When the empty lot next to their Amherst home came up for sale a few years back, Frank Hein and Julie Hemment bought it to preserve their open surroundings and dramatic views of the Pelham Hills. Then they had to figure out what to do with the extra property. For the answer, Hemment, who teaches cultural anthropology at the University of Massachusetts Amherst, turned to colleague Joseph Krupczynski in the university’s department of architecture and design. Krupczynski came up with a plan for a rental house that would be compact and inexpensive to build, yet visually distinctive. Hein, an engineer and metal fabricator, built the house.

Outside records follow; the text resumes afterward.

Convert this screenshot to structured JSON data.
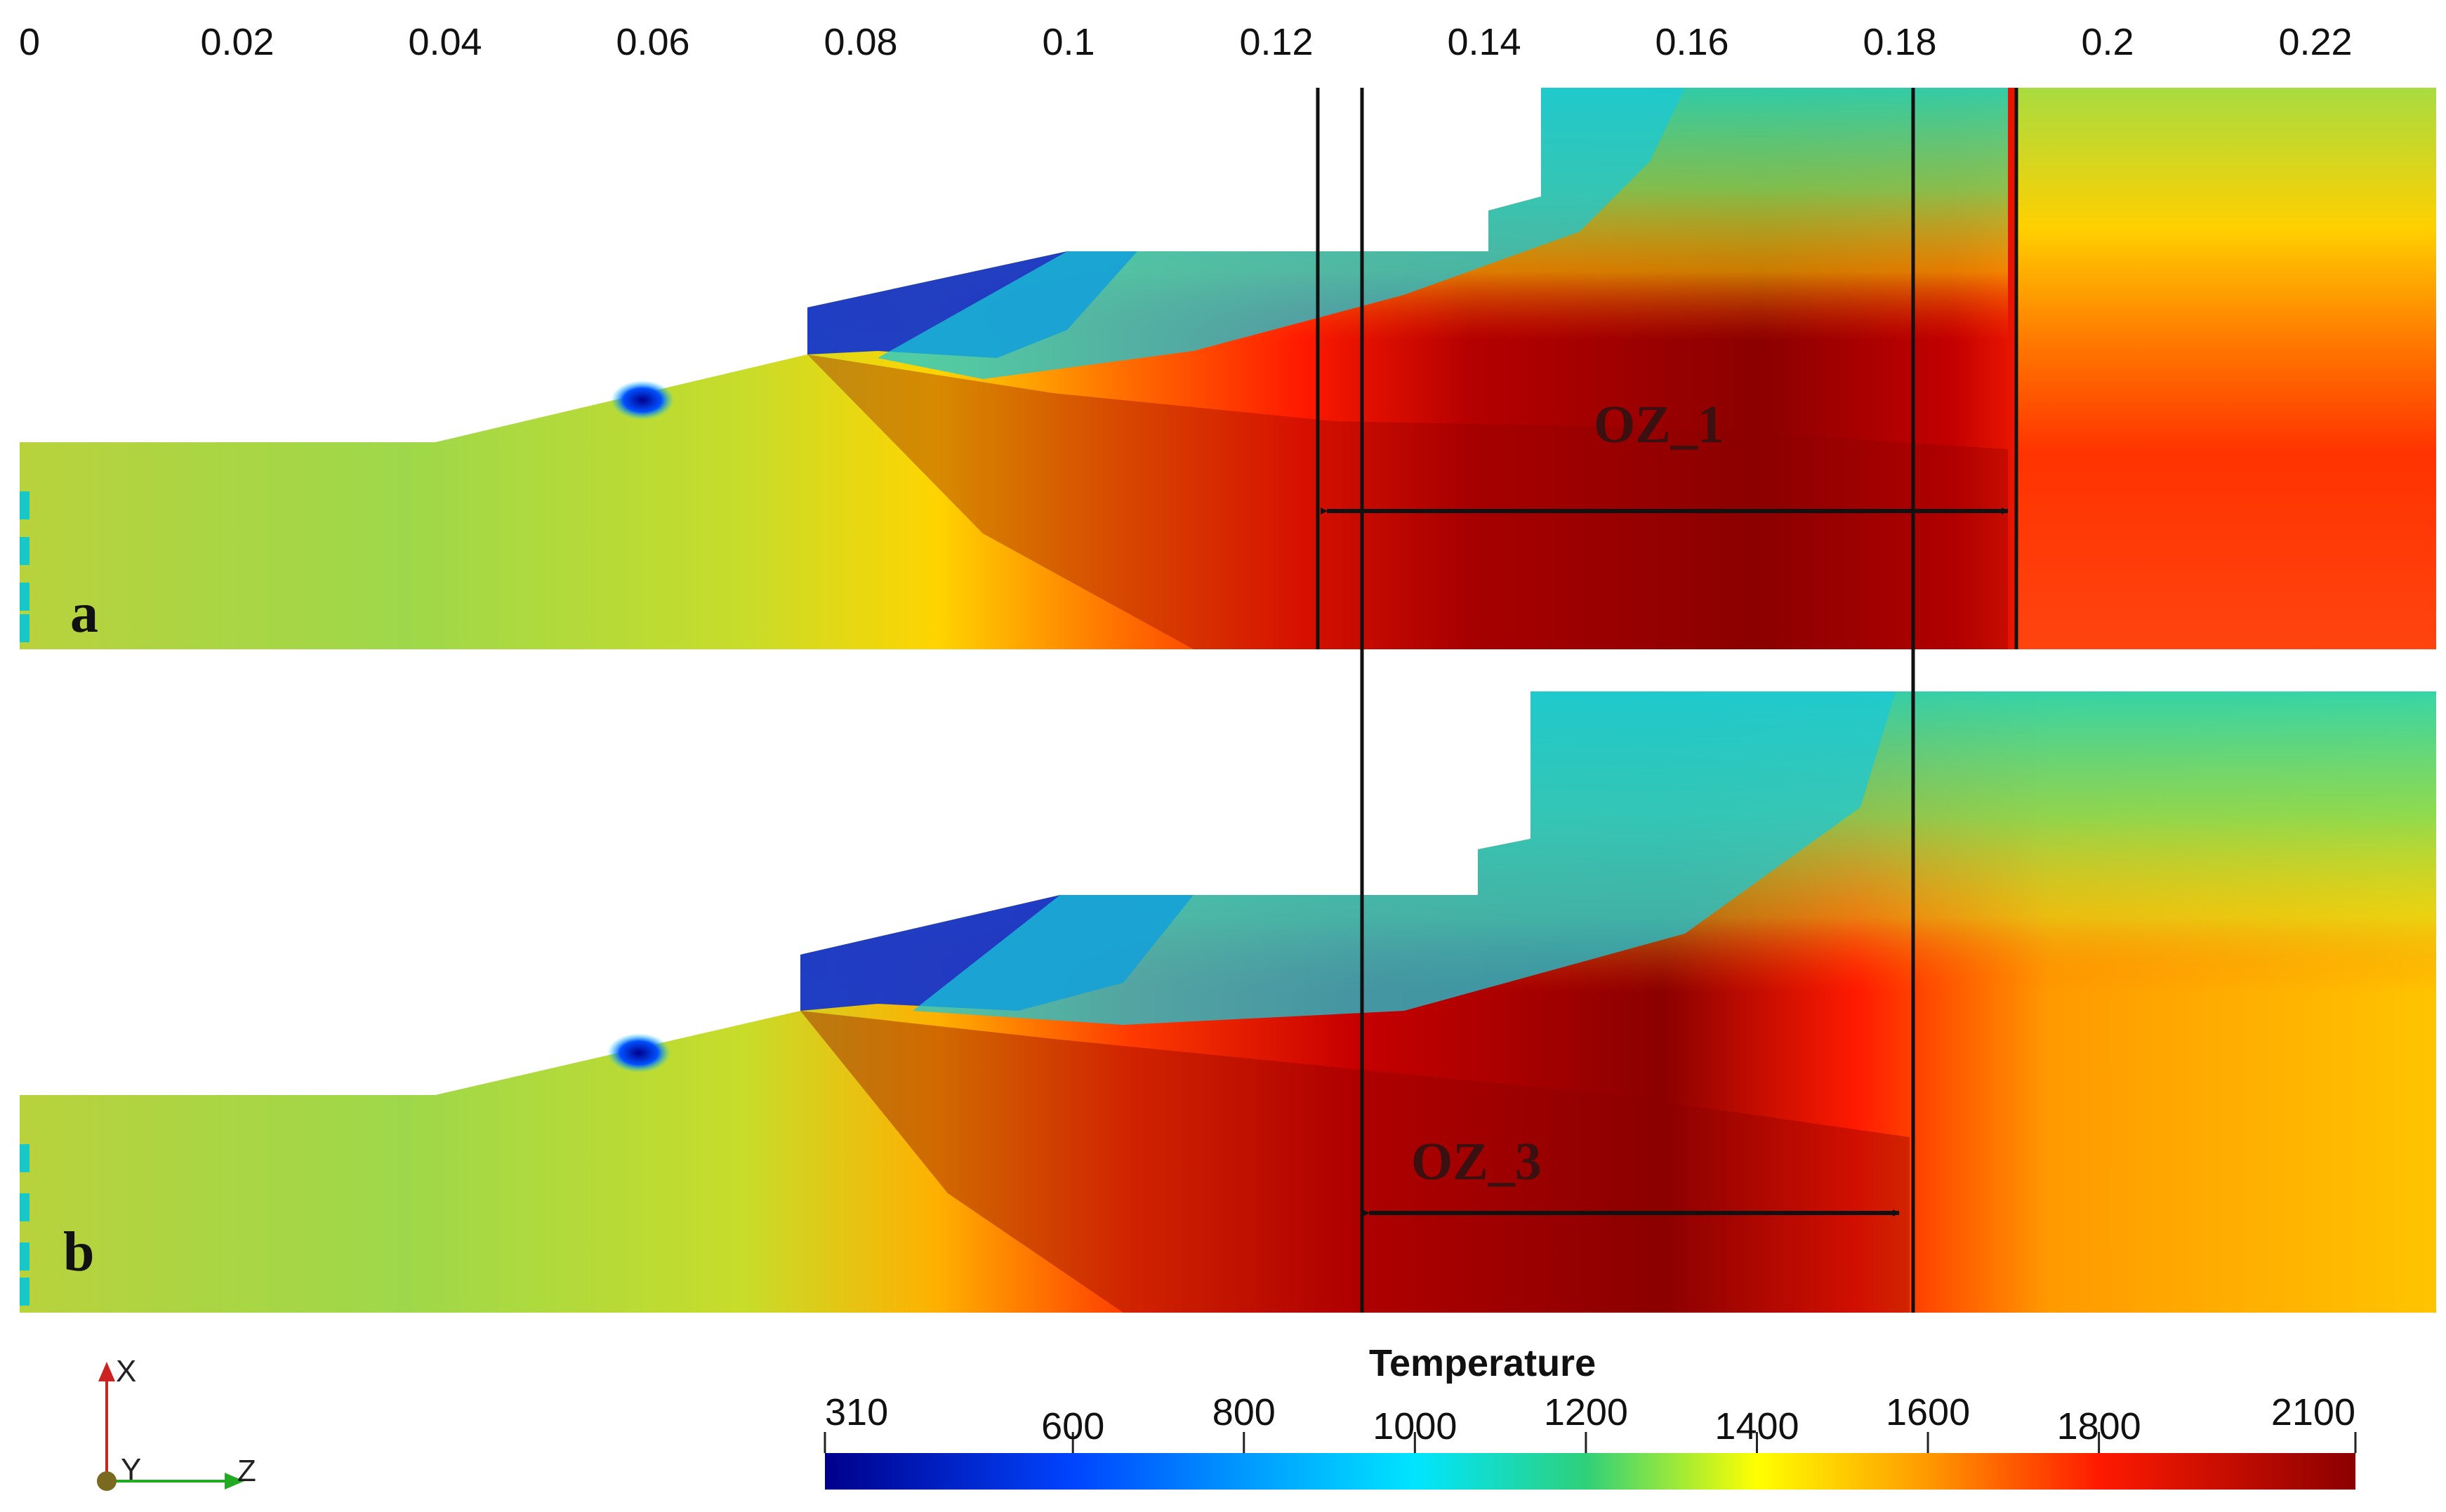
{
  "top_axis": {
    "ticks": [
      "0",
      "0.02",
      "0.04",
      "0.06",
      "0.08",
      "0.1",
      "0.12",
      "0.14",
      "0.16",
      "0.18",
      "0.2",
      "0.22"
    ]
  },
  "panels": [
    {
      "letter": "a",
      "zone_label": "OZ_1"
    },
    {
      "letter": "b",
      "zone_label": "OZ_3"
    }
  ],
  "colorbar": {
    "title": "Temperature",
    "labels": [
      "310",
      "600",
      "800",
      "1000",
      "1200",
      "1400",
      "1600",
      "1800",
      "2100"
    ],
    "stops": [
      {
        "value": 310,
        "color": "#00008b"
      },
      {
        "value": 600,
        "color": "#0044ff"
      },
      {
        "value": 800,
        "color": "#0099ff"
      },
      {
        "value": 1000,
        "color": "#00e5ff"
      },
      {
        "value": 1200,
        "color": "#2fd07a"
      },
      {
        "value": 1400,
        "color": "#ffff00"
      },
      {
        "value": 1600,
        "color": "#ff9900"
      },
      {
        "value": 1800,
        "color": "#ff1a00"
      },
      {
        "value": 2100,
        "color": "#8b0000"
      }
    ]
  },
  "axes_triad": {
    "x": "X",
    "y": "Y",
    "z": "Z"
  }
}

The 1,000-square-foot structure, resembling a corrugated-steel cube bursting out of a slant-roofed blue shed, is a “gesture to the farm and industrial buildings in the area,” explains Krupczynski. Inside, the cube is the home’s main living area – its great room – 225 square feet of soaring vertical space, 15 feet high at its loftiest point, with a wall of birch-trimmed glass facing south for maximum light and warmth. An open floor plan adds to the feeling of spaciousness. To one side of the great room is the kitchen and dining area, with a lower, slanted ceiling. Behind the great room are the two bedrooms and single bath; their ceilings’ slanting pitch gives them the feel of an attic hideaway.
“I was interested in the design problem,” Krupczynski says. “How do you make a small, interesting, and inexpensive house? People hear the word ‘inexpensive’ and think you don’t get the quality. But if you use design well, those things that make a house valuable are still present – more living space, quality of light, beautiful spaces and proportions, even beautiful materials.”